A common pattern for migrating from one data source/platform/endpoint to another in a non-disruptive way is to do dual reads. The concept is pretty basic: you make calls in parallel to both the “old” and the “new” endpoint. For some period of time you rely on the result from the old endpoint and discard the result from the new one, and then you have some mechanism (typically - but not always - a lix) for reversing that logic and considering the new endpoint to be the source of truth. If you’re Doing It Right(tm) you’ve got some way of building confidence that the new endpoint is working as intended before cutting over entirely. One such way is demonstrated below:
The approach being used in this case is simply to compare the results from the new and old endpoints. If the results match, emit a “Success” metric. If they don’t match, emit a “Fallback” metric and fall back to using the results from the old endpoint (in this case, “Comm”). Oh, and if it blows up entirely emit an Exception metric (smart). …and then wrap all that up in an RPN that shows a nice percentage.
In addition to looking rad, there are a couple of interesting things that can be teased out. [Caveat: I do not actually know exactly what happened here.] It starts out pretty okay - about 80% of the time the new endpoint is returning matching results. After that there are a couple of weeks of no data; my assumption is that dual read was ramped down for some reason during that timeframe. Around 4/25 it looks like dual read was turned on again…and shortly after that - beginning of May - things get interesting. The metrics basically flip.
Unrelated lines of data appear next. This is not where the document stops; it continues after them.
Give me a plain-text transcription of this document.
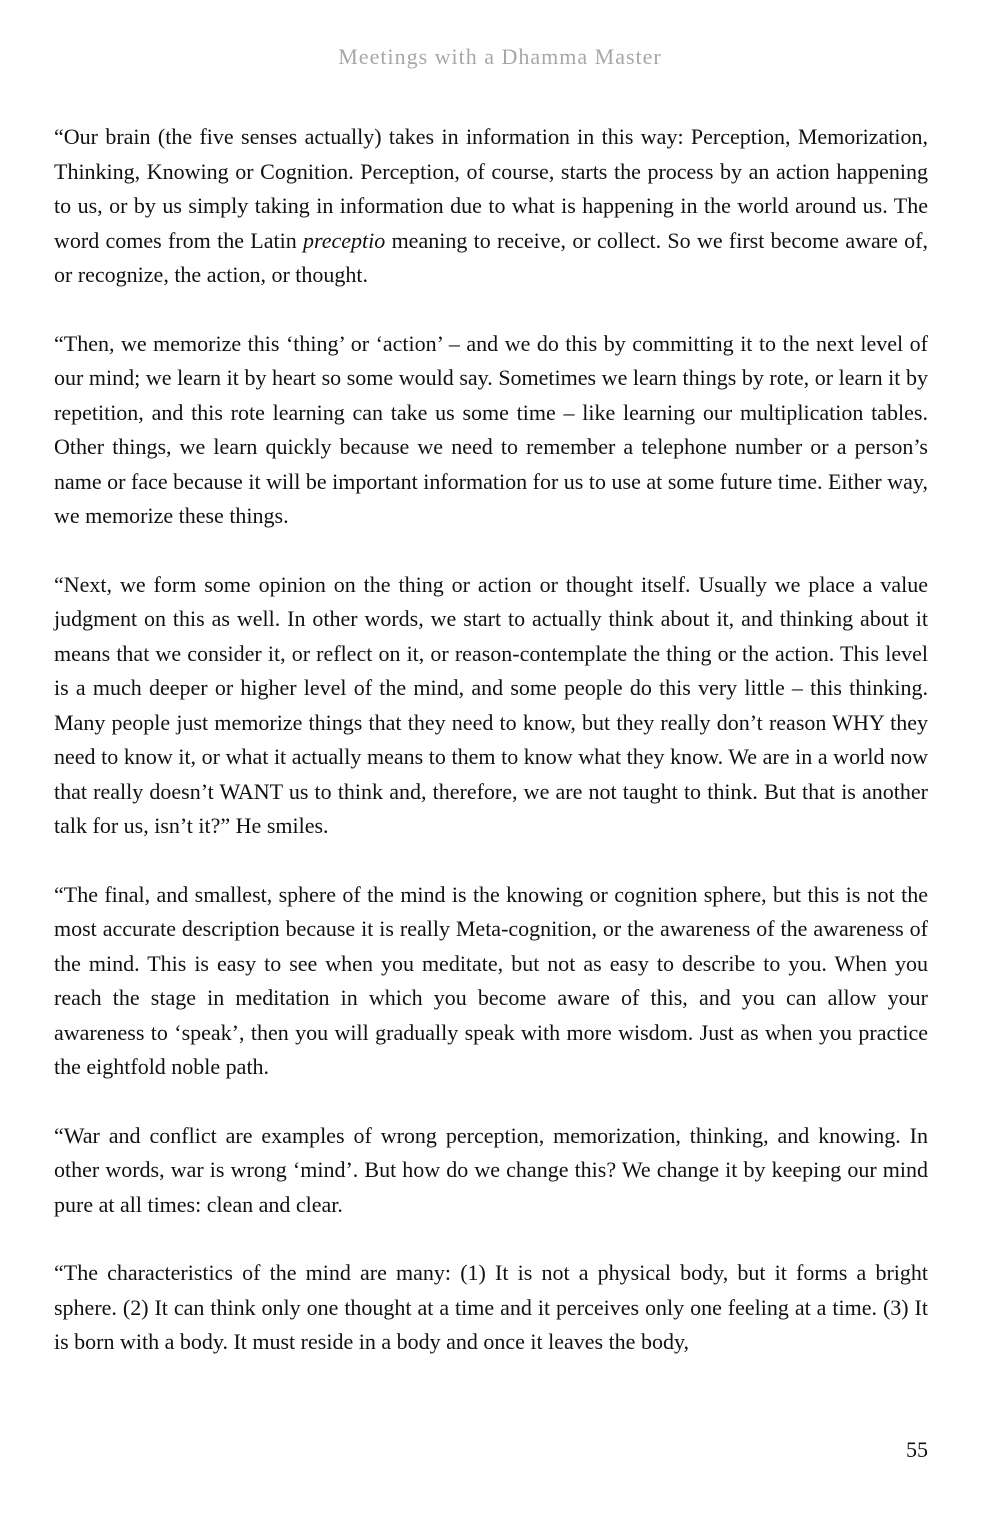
Meetings with a Dhamma Master

“Our brain (the five senses actually) takes in information in this way: Perception, Memorization, Thinking, Knowing or Cognition. Perception, of course, starts the process by an action happening to us, or by us simply taking in information due to what is happening in the world around us. The word comes from the Latin preceptio meaning to receive, or collect. So we first become aware of, or recognize, the action, or thought.

“Then, we memorize this ‘thing’ or ‘action’ – and we do this by committing it to the next level of our mind; we learn it by heart so some would say. Sometimes we learn things by rote, or learn it by repetition, and this rote learning can take us some time – like learning our multiplication tables. Other things, we learn quickly because we need to remember a telephone number or a person’s name or face because it will be important information for us to use at some future time. Either way, we memorize these things.

“Next, we form some opinion on the thing or action or thought itself. Usually we place a value judgment on this as well. In other words, we start to actually think about it, and thinking about it means that we consider it, or reflect on it, or reason-contemplate the thing or the action. This level is a much deeper or higher level of the mind, and some people do this very little – this thinking. Many people just memorize things that they need to know, but they really don’t reason WHY they need to know it, or what it actually means to them to know what they know. We are in a world now that really doesn’t WANT us to think and, therefore, we are not taught to think. But that is another talk for us, isn’t it?” He smiles.

“The final, and smallest, sphere of the mind is the knowing or cognition sphere, but this is not the most accurate description because it is really Meta-cognition, or the awareness of the awareness of the mind. This is easy to see when you meditate, but not as easy to describe to you. When you reach the stage in meditation in which you become aware of this, and you can allow your awareness to ‘speak’, then you will gradually speak with more wisdom. Just as when you practice the eightfold noble path.

“War and conflict are examples of wrong perception, memorization, thinking, and knowing. In other words, war is wrong ‘mind’. But how do we change this? We change it by keeping our mind pure at all times: clean and clear.

“The characteristics of the mind are many: (1) It is not a physical body, but it forms a bright sphere. (2) It can think only one thought at a time and it perceives only one feeling at a time. (3) It is born with a body. It must reside in a body and once it leaves the body,

55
It looks like maybe some kind of a bug was introduced into the new endpoint.
That first week of June? Man…I don’t even have a strong guess for what those gyrations are all about. Maybe some attempts to fix the bug - some of which made things better, at least one of which made it worse? …and finally, as of June 6, it looks like the bug is (mostly) fixed.
Cool stuff.
[Thanks to Avik Das for suggesting this post, and to Lenny Dong who I believe was responsible for doing the needful to make things right. I suppose I
could’ve asked either of them what actually happened…but I thought it might be more fun to make up a narrative based on what I saw in the graph. ]